Gold served as guest editor for Psychiatric Annals, presenting a package of articles by researchers from UF and elsewhere that brings home the message that overeating, obesity and insulin resistance is an increasingly significant health threat. It also presents “intriguing and cogent evidence that overeating can affect changes in the pleasure-reinforcement circuits of the brain that closely resemble those seen in addiction,” said journal editor Dr. Jan Fawcett, a psychiatry professor at the University of New Mexico School of Medicine.

Neurotransmitter changes occur in the brain whether they are provoked by natural rewards, drugs, gambling, feeding or fasting, Gold said in an accompanying journal article.
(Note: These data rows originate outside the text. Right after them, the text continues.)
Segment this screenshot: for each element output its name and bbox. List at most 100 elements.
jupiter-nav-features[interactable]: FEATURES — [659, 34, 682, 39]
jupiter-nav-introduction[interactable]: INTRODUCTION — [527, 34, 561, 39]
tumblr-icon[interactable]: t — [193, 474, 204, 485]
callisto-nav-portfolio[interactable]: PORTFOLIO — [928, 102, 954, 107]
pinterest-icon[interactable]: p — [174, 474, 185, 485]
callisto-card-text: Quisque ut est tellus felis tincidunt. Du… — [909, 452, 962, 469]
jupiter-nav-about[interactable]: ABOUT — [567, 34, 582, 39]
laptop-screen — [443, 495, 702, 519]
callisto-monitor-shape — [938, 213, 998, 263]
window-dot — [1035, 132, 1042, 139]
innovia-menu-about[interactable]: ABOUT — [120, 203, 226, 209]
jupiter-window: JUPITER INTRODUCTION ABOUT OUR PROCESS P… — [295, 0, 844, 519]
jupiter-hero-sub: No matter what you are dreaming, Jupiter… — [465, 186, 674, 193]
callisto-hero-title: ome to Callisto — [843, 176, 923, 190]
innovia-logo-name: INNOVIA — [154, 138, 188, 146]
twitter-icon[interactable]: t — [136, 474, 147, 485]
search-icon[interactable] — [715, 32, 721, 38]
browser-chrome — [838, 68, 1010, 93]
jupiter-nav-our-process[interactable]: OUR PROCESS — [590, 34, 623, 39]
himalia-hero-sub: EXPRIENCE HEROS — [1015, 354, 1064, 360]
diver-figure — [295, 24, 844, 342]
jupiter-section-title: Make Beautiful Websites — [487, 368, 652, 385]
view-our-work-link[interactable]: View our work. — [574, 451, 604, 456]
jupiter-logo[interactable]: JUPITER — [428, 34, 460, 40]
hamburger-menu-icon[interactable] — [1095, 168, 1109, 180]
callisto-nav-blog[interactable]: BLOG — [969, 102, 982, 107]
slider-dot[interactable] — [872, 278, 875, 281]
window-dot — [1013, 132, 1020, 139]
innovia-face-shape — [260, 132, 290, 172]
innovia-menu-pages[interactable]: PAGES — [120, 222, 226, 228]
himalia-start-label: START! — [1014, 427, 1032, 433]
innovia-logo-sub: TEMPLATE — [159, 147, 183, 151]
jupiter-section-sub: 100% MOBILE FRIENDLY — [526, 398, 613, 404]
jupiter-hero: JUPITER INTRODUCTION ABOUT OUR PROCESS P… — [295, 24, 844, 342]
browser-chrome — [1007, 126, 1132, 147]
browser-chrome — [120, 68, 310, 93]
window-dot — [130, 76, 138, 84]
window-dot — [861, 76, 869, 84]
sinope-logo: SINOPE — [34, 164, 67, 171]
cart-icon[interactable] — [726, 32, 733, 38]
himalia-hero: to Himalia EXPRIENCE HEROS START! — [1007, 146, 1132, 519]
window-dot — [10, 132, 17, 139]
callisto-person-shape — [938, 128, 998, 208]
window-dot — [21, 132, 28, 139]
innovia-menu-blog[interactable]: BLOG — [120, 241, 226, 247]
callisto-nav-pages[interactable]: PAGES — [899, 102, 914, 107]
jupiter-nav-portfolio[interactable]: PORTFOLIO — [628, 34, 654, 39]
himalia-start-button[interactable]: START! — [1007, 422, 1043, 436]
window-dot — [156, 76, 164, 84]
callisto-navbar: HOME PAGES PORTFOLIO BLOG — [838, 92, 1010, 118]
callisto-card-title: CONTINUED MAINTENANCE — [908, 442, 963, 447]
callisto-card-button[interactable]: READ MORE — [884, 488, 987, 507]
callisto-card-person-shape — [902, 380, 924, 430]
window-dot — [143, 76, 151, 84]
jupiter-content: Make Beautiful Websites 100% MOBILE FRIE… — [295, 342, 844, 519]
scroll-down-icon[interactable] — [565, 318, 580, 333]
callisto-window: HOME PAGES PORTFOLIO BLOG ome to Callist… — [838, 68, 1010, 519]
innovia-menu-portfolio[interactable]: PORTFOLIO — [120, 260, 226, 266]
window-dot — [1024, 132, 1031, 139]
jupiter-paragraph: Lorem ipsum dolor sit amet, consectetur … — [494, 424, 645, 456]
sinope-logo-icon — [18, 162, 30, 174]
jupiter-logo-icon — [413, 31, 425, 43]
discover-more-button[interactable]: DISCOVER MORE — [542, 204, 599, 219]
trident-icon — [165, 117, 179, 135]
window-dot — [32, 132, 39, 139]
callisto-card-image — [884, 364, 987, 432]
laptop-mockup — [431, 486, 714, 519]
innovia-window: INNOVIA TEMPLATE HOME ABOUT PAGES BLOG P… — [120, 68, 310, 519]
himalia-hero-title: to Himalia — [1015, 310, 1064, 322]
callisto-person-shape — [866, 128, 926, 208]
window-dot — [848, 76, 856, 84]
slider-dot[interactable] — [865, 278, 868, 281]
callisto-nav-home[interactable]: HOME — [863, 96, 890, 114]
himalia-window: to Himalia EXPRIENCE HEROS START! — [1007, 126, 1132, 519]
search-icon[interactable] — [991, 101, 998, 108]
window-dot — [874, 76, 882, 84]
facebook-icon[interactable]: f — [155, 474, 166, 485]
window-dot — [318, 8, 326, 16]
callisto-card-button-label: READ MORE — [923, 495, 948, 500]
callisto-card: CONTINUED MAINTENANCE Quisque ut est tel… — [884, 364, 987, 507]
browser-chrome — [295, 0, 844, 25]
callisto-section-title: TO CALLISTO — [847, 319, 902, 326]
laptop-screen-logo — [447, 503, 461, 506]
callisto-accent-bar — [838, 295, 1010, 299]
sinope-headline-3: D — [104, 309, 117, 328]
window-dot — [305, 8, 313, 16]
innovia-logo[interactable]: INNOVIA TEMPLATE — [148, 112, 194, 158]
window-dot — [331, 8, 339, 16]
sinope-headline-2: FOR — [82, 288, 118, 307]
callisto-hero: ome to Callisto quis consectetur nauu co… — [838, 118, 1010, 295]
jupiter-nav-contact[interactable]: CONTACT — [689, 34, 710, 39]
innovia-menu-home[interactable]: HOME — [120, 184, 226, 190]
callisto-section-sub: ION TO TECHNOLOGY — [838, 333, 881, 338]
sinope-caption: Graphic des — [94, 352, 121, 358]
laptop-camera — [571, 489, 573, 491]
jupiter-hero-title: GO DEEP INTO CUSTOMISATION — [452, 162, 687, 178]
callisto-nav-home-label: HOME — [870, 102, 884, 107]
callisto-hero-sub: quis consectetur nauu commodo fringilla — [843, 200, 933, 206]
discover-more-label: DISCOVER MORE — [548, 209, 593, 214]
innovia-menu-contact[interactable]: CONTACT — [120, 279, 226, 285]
The article is based on Gold’s own many years of research along with data cited in another of the journal articles from scientists at the Brookhaven National Laboratory in Upton, N.Y., who demonstrated through positron emission tomography scans that dopamine is a key neurotransmitter in alcohol and cocaine reward, as well as in food reward and overeating.

“It’s more than hypothetical that there are brain abnormalities associated with obesity,” Gold said.

The similarities between the misuse of food and drugs are striking, said Dr. William S. Jacobs, an assistant professor in the UF psychiatry department’s addiction medicine division and medical director of Gateway Community Services Inc. in Jacksonville. Both disorders involve similar brain systems and result in similar behaviors and feelings. Patients who need treatment report loss of control, compulsive use and denial. Both disorders generally involve early substance experimentation – one with drugs, the other with diets or binging. Both can result in early death.

“Patients with binge eating, obesity, anorexia and bulimia have a chronic disorder characterized by loss of control, relapse, compulsivity, shifting priorities and continuation despite severe and adverse consequences,” Jacobs said.

Gold said he hopes the ever-increasing evidence that tempting foods can be highly pleasurable and as compelling as potent drugs of abuse will help physicians to recognize their role in solving the major public-health problem presented by obesity and lack of exercise.

“Up until recently, people thought an addiction model might be an excuse for overeating, but it explains why we have an epidemic of obesity,” Gold said. “It’s important to realize that palatability has changed the way the brain processes food information. Most of us do not eat for hunger or because we’re starving. Most of us eat because it’s a pleasurable activity. The brain has a lot of pathways to reinforce eating. But those pathways for saying ‘when’ have not kept up with the abundant food supply.”

Generally, people who are obese have limited success with weight-loss programs unless they make major lifestyle changes, said Jeff Wagner, a board-certified nutritional counselor in Washington County, Pa.

“At least half of obese patients have been through numerous programs,” Wagner said. “That’s their life story – going from program to program, diet to diet. Just as only a small percentage of people succeed when they first try to break their drug habit, it’s the same with obesity. They need structured living or day-to-day intervention. It’s not a matter of the right product, program or diet. It’s a matter of admitting you have a problem and making a commitment to permanently change your behavior, which often means changing your relationships with others. Only people who are willing to work very hard are successful.”